Deadline to register is July 21, 2016. After this date, please call 248-858-1639 to see if space is still available. No walk-in registrations will be taken on the day of the program.

A $25/person cancellation fee will be assessed for those requesting a refund by July 21, 2016. No refunds will be given after July 21, 2016.

About the Instructors:

This workshop is sponsored by MSU Extension and Oakland County Parks.                         

Dr. Lois Wolfson is a senior specialist with the Department of Fisheries and Wildlife and Institute of Water Research at Michigan State University. She also represents MSU Extension for the North Central Region Water Network. Her work focuses on educational and outreach programming in aquatic ecology, invasive species, and watershed management and in utilizing computerized information systems as tools for understanding water related issues. Dr. Wolfson teaches an upper level undergraduate field and laboratory course which offers experiential learning for students interested in lake and stream processes and biotic interactions, and is also an instructor for MSU Extension’s online Introduction to Lakes course. She received her masters of sciences degree in botany and doctoral degree in fisheries and wildlife from Michigan State University.

Angela De Palma-Dow, a California native, received her maters of sciences from Michigan State University in fisheries and wildlife. Angela has six years of experience working with aquatic plants in the Great Lakes region including three years in Isle Royale National Park. She currently serves as an Aquatic Plant Technician and Outreach Coordinator for the MiCorps Cooperative Lakes Monitoring Program’s citizen’s Aquatic Plant Watch as well as working for the MDNR Aquatic Invasive Species Early Detection and Rapid Response team. When she isn’t out on a lake working, Angela teaches Zumba and hangs out with her two cats.

Erick Elgin is a new technician with the MiCorps Cooperative Lake Management Program’s citizen’s monitoring Exotic Aquatic Plant Watch. Erick is native to Minnesota where he studied natural resource management and worked with multiple habitat restoration companies and organizations. He recently received his masters of sciences degree in aquatic ecology at the University of Calgary where he researched prairie pothole lakes in Alberta, Canada. He has extensive experience working with aquatic invasive species and lake ecosystems and is excited to be sharing his passion for lakes here in Michigan. 

Kathleen Dougherty is an education resources specialist at Oakland County Parks. Working with partners on educational endeavors, Kathleen supports conservation education in the communities of Oakland County. At parks, Kathleen trains and supports citizen science volunteers and teaches natural resources programs for the public.   

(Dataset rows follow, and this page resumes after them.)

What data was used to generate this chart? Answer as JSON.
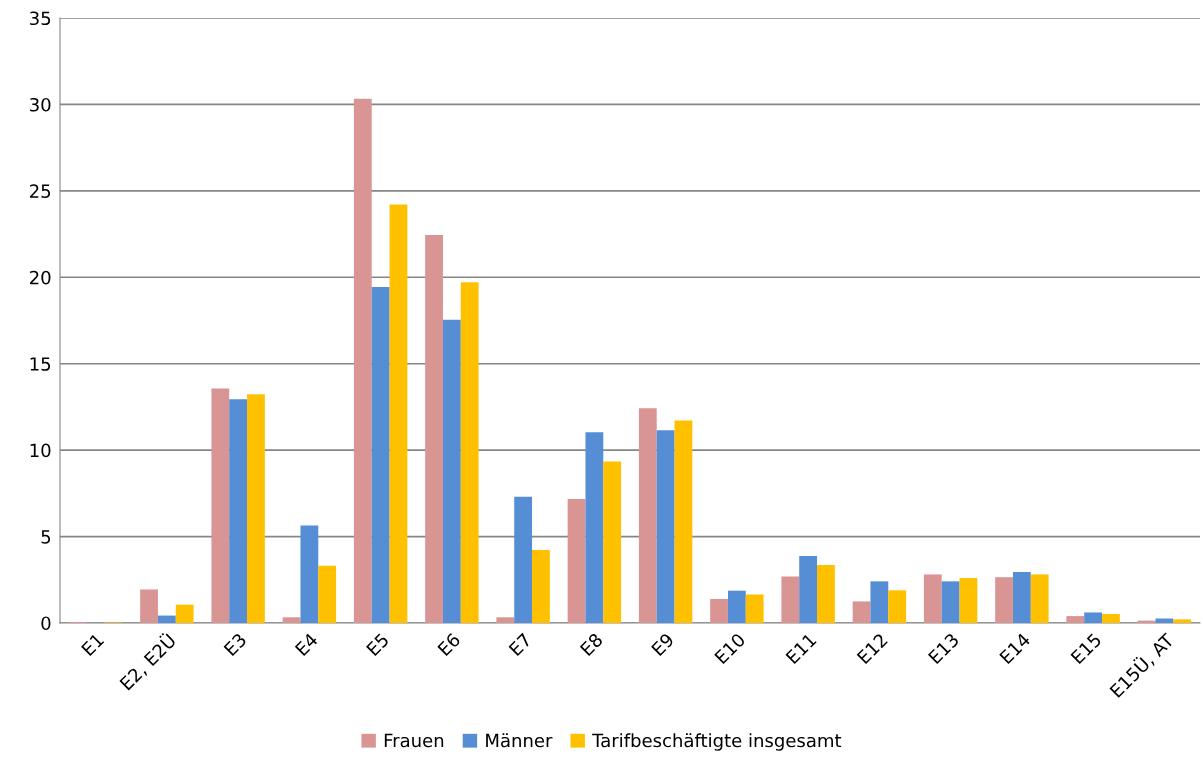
{
  "chart_data": {
    "type": "bar",
    "categories": [
      "E1",
      "E2, E2Ü",
      "E3",
      "E4",
      "E5",
      "E6",
      "E7",
      "E8",
      "E9",
      "E10",
      "E11",
      "E12",
      "E13",
      "E14",
      "E15",
      "E15Ü, AT"
    ],
    "series": [
      {
        "name": "Frauen",
        "color": "#d99594",
        "values": [
          0.05,
          1.94,
          13.56,
          0.33,
          30.33,
          22.44,
          0.33,
          7.18,
          12.42,
          1.39,
          2.69,
          1.25,
          2.81,
          2.65,
          0.4,
          0.14
        ]
      },
      {
        "name": "Männer",
        "color": "#558ed5",
        "values": [
          0,
          0.43,
          12.94,
          5.64,
          19.44,
          17.55,
          7.3,
          11.03,
          11.15,
          1.87,
          3.87,
          2.41,
          2.41,
          2.95,
          0.61,
          0.26
        ]
      },
      {
        "name": "Tarifbeschäftigte insgesamt",
        "color": "#ffc000",
        "values": [
          0.03,
          1.06,
          13.23,
          3.31,
          24.21,
          19.72,
          4.23,
          9.35,
          11.71,
          1.65,
          3.35,
          1.89,
          2.6,
          2.81,
          0.52,
          0.21
        ]
      }
    ],
    "ylim": [
      0,
      35
    ],
    "yticks": [
      0,
      5,
      10,
      15,
      20,
      25,
      30,
      35
    ],
    "grid": "y",
    "legend": "bottom"
  }
}
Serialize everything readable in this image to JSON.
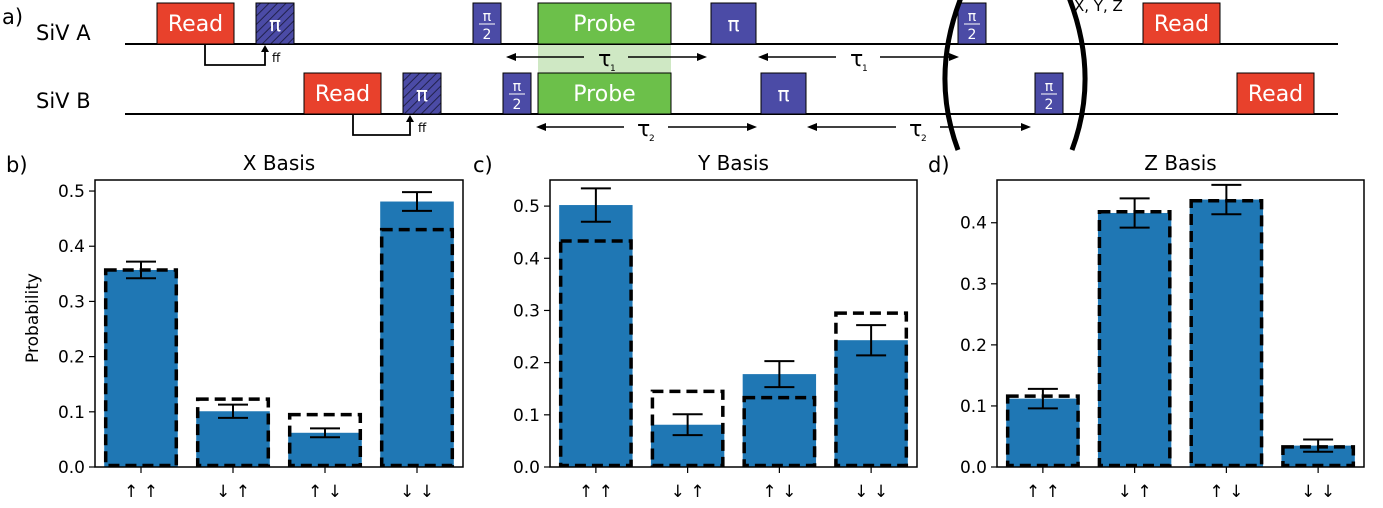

Tyler Mitchell is a natural resources technician at Oakland County Parks. He also serves as the coordinator of the Oakland County Cooperative Invasive Species Monitoring Area.

Matt Mulford is a senior undergraduate student at Michigan State University in Environmental Studies and Sustainability with an emphasis in GIS. Matt’s interests include water quality, lake ecology, wetland delineation, stream morphology and how the use of GIS can aide in the interpretation of how these environments can be managed in sustainable ways.

Bindu Bhakta is a natural resources educator for Michigan State University Extension. She develops/delivers natural resources programs such as inland lake management, landscaping for water quality, and septic system education. She also helps coordinate the Michigan Conservation Stewards Program which gives individuals the tools they need to conduct conservation-oriented volunteer service in Southeast Michigan and across the state.